Because of changes in reapportionment, Bush starts out with an electoral advantage.

The states he carried in 2000 now total 278 electoral votes. Nevertheless, Bush starts out with only about 208 votes considered likely to be in his column, with others too close to call. Giving Bush West Virginia, where he has held a series of narrow leads, gets him to 213.
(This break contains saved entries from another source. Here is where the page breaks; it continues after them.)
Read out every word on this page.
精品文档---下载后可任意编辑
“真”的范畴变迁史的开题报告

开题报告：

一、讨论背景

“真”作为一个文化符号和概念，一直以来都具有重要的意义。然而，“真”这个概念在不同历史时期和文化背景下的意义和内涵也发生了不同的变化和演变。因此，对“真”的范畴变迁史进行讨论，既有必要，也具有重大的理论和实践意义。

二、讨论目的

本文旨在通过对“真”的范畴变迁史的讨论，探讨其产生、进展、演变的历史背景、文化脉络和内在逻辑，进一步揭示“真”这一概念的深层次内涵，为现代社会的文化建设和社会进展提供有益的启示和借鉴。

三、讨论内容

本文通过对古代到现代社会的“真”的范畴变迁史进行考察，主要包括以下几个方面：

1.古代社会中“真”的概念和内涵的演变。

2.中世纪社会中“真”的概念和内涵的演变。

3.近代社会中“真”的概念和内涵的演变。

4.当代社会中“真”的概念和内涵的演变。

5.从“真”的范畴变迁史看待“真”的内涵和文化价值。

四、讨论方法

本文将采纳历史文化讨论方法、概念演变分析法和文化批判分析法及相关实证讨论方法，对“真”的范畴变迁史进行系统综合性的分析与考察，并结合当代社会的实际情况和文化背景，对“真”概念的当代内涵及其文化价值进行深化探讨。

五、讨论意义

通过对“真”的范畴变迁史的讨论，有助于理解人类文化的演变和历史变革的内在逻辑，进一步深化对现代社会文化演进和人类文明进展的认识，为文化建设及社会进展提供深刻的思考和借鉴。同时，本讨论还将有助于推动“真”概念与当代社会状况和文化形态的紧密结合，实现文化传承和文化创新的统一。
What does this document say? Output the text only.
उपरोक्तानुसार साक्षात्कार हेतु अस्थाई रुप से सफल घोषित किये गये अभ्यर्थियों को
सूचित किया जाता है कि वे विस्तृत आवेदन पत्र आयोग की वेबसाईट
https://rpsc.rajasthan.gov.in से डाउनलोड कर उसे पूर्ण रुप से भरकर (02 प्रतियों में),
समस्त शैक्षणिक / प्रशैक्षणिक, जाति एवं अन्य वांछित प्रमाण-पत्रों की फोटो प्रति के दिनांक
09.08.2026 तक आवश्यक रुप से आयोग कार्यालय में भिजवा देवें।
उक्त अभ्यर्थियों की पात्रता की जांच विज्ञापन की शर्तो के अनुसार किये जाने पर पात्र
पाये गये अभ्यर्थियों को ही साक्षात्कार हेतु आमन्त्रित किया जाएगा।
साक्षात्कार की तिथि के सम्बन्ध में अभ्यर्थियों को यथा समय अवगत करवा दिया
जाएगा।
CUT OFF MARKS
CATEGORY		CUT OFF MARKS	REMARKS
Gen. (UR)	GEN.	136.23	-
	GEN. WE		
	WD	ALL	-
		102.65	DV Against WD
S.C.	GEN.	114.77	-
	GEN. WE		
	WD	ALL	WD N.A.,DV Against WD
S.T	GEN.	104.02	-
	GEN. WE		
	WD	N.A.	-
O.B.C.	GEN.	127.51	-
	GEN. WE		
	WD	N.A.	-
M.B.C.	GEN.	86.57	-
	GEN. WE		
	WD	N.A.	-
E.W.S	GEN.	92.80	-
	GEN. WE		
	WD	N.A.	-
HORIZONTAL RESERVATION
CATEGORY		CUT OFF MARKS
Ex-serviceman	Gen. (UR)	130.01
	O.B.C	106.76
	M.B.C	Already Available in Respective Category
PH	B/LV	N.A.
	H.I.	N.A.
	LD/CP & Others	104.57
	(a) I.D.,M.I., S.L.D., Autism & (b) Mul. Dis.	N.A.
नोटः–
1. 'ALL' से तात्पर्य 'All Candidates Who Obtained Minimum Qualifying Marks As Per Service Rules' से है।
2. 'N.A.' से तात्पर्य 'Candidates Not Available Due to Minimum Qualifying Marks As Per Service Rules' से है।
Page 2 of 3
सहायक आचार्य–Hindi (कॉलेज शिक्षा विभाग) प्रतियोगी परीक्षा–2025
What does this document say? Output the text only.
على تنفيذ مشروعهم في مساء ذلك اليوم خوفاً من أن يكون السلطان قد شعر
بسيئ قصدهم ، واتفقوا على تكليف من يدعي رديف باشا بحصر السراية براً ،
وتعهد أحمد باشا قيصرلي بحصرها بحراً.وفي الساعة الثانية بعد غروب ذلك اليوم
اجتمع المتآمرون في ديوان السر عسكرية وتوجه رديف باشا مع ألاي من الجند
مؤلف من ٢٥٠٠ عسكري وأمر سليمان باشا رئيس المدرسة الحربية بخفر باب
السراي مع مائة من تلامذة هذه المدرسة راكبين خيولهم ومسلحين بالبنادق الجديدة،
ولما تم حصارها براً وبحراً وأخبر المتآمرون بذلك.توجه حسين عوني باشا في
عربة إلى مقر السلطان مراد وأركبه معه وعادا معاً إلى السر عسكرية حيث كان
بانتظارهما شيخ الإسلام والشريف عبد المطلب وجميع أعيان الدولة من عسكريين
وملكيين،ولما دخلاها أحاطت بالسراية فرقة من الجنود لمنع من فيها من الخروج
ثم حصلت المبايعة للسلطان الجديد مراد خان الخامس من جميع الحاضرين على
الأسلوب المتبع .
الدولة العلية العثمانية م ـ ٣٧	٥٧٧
In the latest polls, Bush held slight leads in Iowa, Nevada, New Mexico and Wisconsin. Adding those to his total would get him to 240 electoral votes, still shy of victory. Even giving Bush Colorado — a Republican-leaning state where Kerry held a surprising lead in the latest poll — gets Bush only to 249. A win in Florida would seal a victory, but Florida is a tossup. But giving Bush Ohio without Florida would give him 269 votes, two short of victory.

Likewise, Kerry starts out with a base of 207, based on political analyst Charlie Cook’s rankings, which assume Kerry picks up states such as Michigan that are leaning his way. Add to that New Hampshire (in Kerry’s back yard), traditionally Democratic Minnesota and Pennsylvania and he’s at 242 votes. Granting Kerry Colorado gets him to 251 votes, still short of victory. Here again, Florida would seal a victory, but many polls in the state are dead even or inconsistent.

But Ohio’s 20 electoral votes also would put Kerry over the top in this scenario, bringing him to 271 with Colorado but without Florida.

In the latest Electoral College count compiled by Hotline, which grants each candidate all states leaning his way, Kerry has led Bush for two days in a row, by 243 to 234, still short of the 270 needed to win. (This score assumes that Bush picks up leaning states Iowa, Wisconsin and New Mexico while Kerry picks up Colorado. In this scenario, Arizona, Florida, Hawaii, New Hampshire and Ohio all are considered tossups).

It is difficult for Bush to prevail if Kerry can nail down Pennsylvania and Ohio — one reason Bush is planning a trip to four Rust Belt states today: Ohio, Michigan, Pennsylvania and West Virginia.

It is hard to tell which remaining battleground state will make the difference. New Mexico, which Al Gore barely carried, might be Kerry’s best opportunity in a GOP-dominated region. But in nearby Arizona, new Democratic registrants led
Republicans by more than 10,000 from April through August. “The Democrats seem to be gaining ground in Nevada,” political analyst Rhodes Cook said. “That might be the one they have the best chance of taking.”

Bush still has a virtual lock on the Republican “L” of red states running across the Plains states, the Midwest and the Republican-dominant South. “The advantage for Bush is that he has more targets of opportunity here than Kerry does, it seems, down the stretch,” Cook said.

But Kerry might be able to count on some strong (and often overlooked) polling in battleground states — even as Bush has led him slightly in the vast majority of national “horse race” polls since the end of the presidential debates (although with troubling approval ratings for an incumbent president). That is one reason observers are still not ruling out the possibility that Bush could win the popular vote even as Kerry captures the presidency.